I’ve never actually heard of a rat owner feeding their pet rat raw eggs, but I know raw feeding is on an upward trend for all pets so this is worth knowing about.
Can rats eat eggshell
Rats can eat eggshells and they are actually a very good source of calcium.
The only danger is that your rat may choke on a sharp piece of eggshell, or it could cut their mouth.
That’s easily avoided, just grind the eggshell up into a powder and add it to their food.
This isn’t particularly a treat for your rat, but occasionally adding powdered eggs shell to a young rat’s normal food will be great for their bone development as they grow.
Can rats eat boiled eggs
Rats love boiled eggs and they are a great source of nutrition.
The only danger is weight gain if they had them too often so just give it to them as an occasional treat.
They can eat the shell too but you may prefer to remove it to prevent choking.
Can rats eat raw eggs
Rats can only eat the yolk of raw eggs. The white of a raw egg can cause biotin deficiency so it shouldn’t be given to your rat.
Be careful feeding them raw eggs in their cage, it’s likely to cause a big mess and clog up in their bedding.
It’s best to offer your rat a raw egg yolk outside of its cage
Can rats eat fried eggs
Rats should not eat eggs that have been fried in oil.
The added oil will not be good for your rat’s health and the excess fat can lead to weight gain.
To get the same effect, you can bake a sunny side up egg in the oven with no oil, that’s what I do.
That gives the same effect but is perfectly healthy for your rat (and you).
Can rats eat scrambled egg
Rats cannot eat scrambled eggs if they have been made with butter, milk or any other added ingredient such as salt.
Scrambled eggs are usually prepared with other unhealthy ingredients. Whilst milk might not seem unhealthy, pretty much all rats are lactose intolerant to some extent so they shouldn’t really have it.
You should avoid scrambled eggs unless they have literally just been cooked using the egg alone.
Can rats eat poached egg
Rats can eat poached eggs.
Just be careful giving them a freshly made one as the center could still be hot.
You can add a little cider vinegar to the water, that will help to bind the egg, but cider vinegar is also really healthy for your rat to have now and again.
How much egg can my pet rat eat
Despite all their nutritional benefits, there is a lot of fat in eggs and eating too much can quickly lead to weight gain.

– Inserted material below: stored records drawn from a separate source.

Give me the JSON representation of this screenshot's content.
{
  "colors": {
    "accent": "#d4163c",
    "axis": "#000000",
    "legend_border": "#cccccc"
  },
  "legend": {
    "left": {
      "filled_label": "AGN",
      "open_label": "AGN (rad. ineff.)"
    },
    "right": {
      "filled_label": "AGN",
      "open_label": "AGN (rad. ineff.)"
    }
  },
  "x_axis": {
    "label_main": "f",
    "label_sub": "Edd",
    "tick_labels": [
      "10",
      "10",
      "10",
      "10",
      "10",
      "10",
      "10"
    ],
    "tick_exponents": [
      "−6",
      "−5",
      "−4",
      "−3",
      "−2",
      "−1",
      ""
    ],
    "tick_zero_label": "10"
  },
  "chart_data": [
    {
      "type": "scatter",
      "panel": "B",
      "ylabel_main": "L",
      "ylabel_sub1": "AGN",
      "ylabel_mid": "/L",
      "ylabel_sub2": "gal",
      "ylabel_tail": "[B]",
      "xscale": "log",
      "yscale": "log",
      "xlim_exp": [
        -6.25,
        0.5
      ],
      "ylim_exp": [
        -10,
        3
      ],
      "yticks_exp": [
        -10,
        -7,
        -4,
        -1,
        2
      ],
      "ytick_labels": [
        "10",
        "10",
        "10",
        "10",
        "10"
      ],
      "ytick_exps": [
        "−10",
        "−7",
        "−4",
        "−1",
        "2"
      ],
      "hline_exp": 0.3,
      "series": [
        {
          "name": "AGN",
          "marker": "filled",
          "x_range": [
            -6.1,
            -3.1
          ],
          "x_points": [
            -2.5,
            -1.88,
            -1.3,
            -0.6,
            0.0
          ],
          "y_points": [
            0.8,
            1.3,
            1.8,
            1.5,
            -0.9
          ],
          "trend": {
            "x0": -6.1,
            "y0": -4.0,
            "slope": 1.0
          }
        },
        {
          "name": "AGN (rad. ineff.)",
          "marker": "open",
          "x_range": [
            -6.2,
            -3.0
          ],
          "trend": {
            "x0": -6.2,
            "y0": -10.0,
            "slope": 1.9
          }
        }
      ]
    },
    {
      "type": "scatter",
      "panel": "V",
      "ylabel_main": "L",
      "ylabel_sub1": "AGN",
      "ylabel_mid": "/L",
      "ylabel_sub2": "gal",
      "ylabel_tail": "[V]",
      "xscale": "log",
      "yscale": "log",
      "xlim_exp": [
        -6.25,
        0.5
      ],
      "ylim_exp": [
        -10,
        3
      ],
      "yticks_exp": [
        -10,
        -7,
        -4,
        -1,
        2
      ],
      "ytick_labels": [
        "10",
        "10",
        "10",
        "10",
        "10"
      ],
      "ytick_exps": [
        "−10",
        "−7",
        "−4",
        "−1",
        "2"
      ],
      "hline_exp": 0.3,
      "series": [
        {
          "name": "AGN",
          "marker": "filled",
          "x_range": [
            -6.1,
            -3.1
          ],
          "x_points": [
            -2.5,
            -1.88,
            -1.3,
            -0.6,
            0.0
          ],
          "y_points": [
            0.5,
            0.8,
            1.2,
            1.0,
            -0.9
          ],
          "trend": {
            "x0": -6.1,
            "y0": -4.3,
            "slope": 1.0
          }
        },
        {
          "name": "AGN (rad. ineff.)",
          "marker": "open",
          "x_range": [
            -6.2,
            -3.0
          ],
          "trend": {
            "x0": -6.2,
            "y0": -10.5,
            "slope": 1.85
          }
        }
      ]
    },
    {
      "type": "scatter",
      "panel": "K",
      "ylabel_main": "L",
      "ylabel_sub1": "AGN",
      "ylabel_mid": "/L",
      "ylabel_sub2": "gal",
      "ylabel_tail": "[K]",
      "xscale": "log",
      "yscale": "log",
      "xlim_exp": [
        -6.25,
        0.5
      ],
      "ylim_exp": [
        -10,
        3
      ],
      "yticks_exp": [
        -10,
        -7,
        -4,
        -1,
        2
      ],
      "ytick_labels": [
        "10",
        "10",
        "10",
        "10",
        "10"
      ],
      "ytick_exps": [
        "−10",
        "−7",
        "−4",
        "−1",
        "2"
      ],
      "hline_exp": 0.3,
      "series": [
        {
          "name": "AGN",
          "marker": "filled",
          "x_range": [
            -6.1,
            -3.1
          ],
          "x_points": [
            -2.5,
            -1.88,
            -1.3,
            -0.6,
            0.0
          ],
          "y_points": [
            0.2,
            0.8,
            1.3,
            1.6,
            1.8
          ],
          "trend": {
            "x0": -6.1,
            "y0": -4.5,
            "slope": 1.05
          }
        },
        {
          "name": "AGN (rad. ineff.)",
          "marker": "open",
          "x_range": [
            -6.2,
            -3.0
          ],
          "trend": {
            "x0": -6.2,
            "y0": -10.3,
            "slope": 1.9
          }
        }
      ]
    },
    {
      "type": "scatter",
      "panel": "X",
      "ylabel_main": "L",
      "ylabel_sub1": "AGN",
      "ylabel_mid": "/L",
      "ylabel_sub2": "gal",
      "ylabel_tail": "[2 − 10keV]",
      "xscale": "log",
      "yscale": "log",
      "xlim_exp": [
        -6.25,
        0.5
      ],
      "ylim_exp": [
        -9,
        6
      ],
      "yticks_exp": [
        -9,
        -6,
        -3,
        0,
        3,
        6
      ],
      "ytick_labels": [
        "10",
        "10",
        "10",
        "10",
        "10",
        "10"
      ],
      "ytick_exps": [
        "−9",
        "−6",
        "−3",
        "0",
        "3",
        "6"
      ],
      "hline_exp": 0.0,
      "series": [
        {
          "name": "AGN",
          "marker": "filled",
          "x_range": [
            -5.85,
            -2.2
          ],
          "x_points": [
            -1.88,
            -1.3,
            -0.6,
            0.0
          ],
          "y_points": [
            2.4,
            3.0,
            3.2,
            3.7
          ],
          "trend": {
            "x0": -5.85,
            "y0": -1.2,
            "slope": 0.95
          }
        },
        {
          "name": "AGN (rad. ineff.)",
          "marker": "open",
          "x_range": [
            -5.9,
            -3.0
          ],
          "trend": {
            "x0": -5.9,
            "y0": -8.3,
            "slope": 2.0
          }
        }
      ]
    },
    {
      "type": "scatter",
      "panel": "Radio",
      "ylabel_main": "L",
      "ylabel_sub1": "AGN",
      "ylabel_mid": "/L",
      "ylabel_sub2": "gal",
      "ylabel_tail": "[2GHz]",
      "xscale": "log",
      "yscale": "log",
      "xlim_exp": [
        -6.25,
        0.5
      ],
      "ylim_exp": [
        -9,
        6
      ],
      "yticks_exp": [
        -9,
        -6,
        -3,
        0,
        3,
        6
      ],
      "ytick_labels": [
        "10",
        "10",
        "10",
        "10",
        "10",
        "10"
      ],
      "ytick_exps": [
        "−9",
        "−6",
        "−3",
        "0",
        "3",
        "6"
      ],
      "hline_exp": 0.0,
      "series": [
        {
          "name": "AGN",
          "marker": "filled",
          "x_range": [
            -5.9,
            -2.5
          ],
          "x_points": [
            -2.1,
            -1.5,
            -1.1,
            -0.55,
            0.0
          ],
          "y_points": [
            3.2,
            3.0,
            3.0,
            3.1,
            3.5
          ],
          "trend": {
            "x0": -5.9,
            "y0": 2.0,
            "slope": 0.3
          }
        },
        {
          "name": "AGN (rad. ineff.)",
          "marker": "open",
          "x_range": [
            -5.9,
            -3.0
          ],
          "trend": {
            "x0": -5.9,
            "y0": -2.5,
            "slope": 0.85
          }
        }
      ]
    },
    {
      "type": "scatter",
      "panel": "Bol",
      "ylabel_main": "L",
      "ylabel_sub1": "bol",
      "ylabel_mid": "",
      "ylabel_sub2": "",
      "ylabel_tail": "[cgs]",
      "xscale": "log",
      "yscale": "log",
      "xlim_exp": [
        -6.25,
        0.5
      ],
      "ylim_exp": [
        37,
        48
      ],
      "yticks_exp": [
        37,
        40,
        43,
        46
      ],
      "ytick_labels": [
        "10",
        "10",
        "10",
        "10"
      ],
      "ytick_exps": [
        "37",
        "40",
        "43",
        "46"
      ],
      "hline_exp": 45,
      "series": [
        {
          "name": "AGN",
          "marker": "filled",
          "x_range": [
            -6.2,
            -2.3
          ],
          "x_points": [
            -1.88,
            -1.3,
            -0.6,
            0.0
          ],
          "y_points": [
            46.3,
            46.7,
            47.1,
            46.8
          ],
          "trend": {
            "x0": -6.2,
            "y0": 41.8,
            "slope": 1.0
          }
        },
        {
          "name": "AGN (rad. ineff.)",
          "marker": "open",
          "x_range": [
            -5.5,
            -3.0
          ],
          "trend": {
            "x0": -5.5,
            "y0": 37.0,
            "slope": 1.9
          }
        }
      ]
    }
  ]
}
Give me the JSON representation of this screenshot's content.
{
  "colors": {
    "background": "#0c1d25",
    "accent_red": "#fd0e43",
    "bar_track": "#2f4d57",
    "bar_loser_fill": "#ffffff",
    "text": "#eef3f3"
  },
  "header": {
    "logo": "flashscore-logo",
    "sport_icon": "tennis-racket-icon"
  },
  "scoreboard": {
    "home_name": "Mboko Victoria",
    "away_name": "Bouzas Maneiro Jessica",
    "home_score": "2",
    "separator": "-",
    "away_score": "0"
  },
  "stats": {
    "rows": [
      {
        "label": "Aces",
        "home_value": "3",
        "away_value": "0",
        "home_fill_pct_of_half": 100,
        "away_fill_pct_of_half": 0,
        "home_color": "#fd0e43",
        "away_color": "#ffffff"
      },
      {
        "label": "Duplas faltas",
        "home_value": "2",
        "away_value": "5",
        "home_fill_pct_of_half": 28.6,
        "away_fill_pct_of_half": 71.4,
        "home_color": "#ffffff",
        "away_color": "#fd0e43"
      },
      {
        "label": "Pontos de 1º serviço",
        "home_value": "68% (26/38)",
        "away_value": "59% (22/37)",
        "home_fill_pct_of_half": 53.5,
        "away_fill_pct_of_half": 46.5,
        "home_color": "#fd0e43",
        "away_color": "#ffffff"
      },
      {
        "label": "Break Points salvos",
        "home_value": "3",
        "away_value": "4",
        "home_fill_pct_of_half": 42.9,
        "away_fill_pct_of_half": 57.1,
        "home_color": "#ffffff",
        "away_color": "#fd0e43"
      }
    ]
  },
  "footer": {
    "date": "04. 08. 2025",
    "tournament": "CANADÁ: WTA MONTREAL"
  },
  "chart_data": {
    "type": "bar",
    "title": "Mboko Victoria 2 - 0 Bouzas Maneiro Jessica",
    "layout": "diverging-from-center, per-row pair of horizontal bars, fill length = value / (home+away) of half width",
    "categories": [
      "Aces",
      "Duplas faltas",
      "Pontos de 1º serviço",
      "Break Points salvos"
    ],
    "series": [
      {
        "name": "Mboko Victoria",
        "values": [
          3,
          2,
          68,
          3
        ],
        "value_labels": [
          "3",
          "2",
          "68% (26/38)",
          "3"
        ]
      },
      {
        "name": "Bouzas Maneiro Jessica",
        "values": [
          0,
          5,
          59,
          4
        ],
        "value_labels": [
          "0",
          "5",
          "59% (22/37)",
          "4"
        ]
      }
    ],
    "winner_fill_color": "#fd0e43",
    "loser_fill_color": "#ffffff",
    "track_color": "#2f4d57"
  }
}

You should only feed your rat egg as a treat occasionally. I would recommend no more than half an egg per week.
That way they will get all the nutritional benefits but shouldn’t suffer from weight gain.
A final note – All rats are individuals
In general, eggs are great treats for rats, just don’t feed them too much and watch out for the raw white and they will get lots of health benefits.
However, some rats will be more sensitive to certain foods than others, and just because most rats can eat eggs with no problems doesn’t mean your rat definitely will.
Older rats especially can be more prone to digestive issues.
So, whenever you give your rat a new food, including eggs, monitor them for a couple of days to see if you notice and symptoms of digestive problems.
They are quite hard to spot in rats but two you can see are diarrhea and a noticeable decrease in their activity levels.
If you are at all concerned then I would recommend you stop feeding them eggs and find another treat for them, egg might just not sit well with their stomach.